Real Estate Roundup: Bay Area Still No. 1 in U.S. for Home Seller Price Gains

SAN FRANCISCO, SAN JOSE, SANTA ROSA SELLERS REAP HANDSOME PROFITS Bay Area residents who sold their homes in the second quarter of this year are probably feeling pretty good about that decision, as they once again raked in the highest gains in the nation. That’s according to the June and Q2 2016 Home Sales Report from Attom Data Solutions, which found that homes in San Francisco sold for 72 percent more than initial purchase price in June, the largest such profit of any U.S. metro area included in the analysis. Home sellers in San Jose realized gains of 66 percent, second highest in the country, while Santa Rosa ranked No. 5, with homes selling for 52 percent more than purchase price. Nationwide, homes sold for an average of 22 percent more than purchase price, the most since September 2007. The U.S. median sales price climbed to $231,000 in June, a new all-time high and just slightly above its prior peak set in July 2005. Home prices reached record highs in 30 percent of the included metro areas, which Attom Data Solutions Senior Vice President Daren Blomquist attributed in part to mortgage rates that are currently hovering near historic lows.

VAST MAJORITY OF AMERICANS THINK REAL ESTATE IS A GOOD INVESTMENT Although the U.S. homeownership rate fell to a 51-year low in the second quarter, an overwhelming majority of Americans value owning property. A survey commissioned by the National Association of Home Builders found that 82 percent of respondents believe that a home is a good or excellent investment. Homeownership dreams are alive and well with the youngest crop of American adults, with 81 percent of 18-to-29-year-olds expressing the desire to purchase a home. The biggest obstacles to homeownership are affordability, cited by 55 percent of respondents, followed by insufficient down-payment savings (50 percent). Respondents were split down the middle when it comes to which presidential candidate would be best for the U.S. housing market: 38 percent for Hillary Clinton and 37 percent for Donald Trump. Another 25 percent had no opinion.

FACEBOOK HOPES NEWEST HOUSING PLAN WILL SOOTHE TENSIONS Facebook’s plan to hire 6,500 more workers in Menlo Park and expand its already expansive campus will place even more strain on the region’s housing-inventory woes and exacerbate traffic and crowding, say critics. To help appease the opponents, the social-networking giant is again dipping its toes into the housing waters. The Wall Street Journal reports that Facebook said it would build 1,500 units of housing meant for the general public on an industrial parcel that it owns. Fifteen percent of the units would be reserved for middle-income families, and Facebook would give Menlo Park millions of dollars to study public-transit improvements. Facebook recently proposed funneling $6.3 million it owes the city into below-market-rate housing. In the spring, the company also said it wants to build 1,500 additional housing units for its own interns. The article highlights the Bay Area’s severe housing supply-and-demand imbalance; San Francisco, San Mateo, and Santa Clara counties added 380,000 new jobs between 2010 and 2015 while issuing only 58,000 total building permits.

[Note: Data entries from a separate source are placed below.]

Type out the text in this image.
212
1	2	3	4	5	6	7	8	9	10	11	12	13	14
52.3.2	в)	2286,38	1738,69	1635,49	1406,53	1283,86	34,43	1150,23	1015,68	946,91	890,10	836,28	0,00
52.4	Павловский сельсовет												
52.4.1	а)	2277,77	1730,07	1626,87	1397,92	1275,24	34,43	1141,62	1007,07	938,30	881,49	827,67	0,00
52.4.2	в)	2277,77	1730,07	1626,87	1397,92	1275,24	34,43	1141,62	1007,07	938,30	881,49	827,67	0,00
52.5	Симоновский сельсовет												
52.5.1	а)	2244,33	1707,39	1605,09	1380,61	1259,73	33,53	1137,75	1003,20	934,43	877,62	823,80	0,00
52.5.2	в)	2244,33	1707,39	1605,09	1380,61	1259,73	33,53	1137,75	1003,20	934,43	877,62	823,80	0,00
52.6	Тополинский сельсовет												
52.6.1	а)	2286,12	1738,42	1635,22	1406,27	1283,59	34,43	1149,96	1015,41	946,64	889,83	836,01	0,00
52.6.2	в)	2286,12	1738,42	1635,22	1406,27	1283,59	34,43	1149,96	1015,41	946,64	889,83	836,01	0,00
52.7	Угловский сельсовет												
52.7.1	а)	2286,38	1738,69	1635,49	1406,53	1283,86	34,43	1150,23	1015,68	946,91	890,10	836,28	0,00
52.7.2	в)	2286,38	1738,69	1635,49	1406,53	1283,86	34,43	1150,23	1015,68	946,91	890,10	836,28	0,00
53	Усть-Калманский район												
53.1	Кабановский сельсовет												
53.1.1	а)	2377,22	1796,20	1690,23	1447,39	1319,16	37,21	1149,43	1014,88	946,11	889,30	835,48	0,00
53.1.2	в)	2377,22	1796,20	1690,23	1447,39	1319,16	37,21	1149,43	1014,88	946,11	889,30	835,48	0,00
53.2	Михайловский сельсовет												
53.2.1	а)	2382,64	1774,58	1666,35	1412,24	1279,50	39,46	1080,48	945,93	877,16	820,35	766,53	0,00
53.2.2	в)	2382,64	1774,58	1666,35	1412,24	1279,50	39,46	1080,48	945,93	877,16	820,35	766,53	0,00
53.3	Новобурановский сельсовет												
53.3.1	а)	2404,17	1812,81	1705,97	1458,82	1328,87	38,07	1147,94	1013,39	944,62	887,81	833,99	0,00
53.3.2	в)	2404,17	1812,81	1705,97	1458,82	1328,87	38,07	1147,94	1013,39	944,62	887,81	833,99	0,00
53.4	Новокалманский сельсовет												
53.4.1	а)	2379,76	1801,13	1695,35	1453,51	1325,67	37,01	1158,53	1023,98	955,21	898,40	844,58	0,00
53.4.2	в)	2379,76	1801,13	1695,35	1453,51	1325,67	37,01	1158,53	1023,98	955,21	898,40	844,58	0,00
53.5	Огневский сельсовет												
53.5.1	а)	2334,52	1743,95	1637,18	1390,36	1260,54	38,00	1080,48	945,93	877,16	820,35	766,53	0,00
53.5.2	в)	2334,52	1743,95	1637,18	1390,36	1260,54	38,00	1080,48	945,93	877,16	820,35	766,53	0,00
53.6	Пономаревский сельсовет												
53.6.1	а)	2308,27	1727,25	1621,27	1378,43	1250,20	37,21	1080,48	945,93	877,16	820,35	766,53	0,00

CALIFORNIA PROVING DIFFICULT FOR FIRST-TIME HOMEBUYERS First-time homebuyers hoping to stake their claim in the pricey Golden State will need a hefty salary in order to do so, with affordability conditions here among the least favorable in the nation for 25-to-44-year-olds. A Bloomberg analysis found that six U.S. housing markets in the U.S. have an affordability gap, meaning that the minimum salary to afford a mortgage was higher than the median annual household income. Five of those markets are in California, with San Jose first-time buyers needing annual earnings of $25,475 more than they actually make. Only Honolulu was rougher on first-time homebuyers, with an affordability gap of $25,607. California’s other representatives on this dubious list: Los Angeles ($20,815), San Francisco ($13,491), San Diego ($4,744), and Oxnard ($3,561).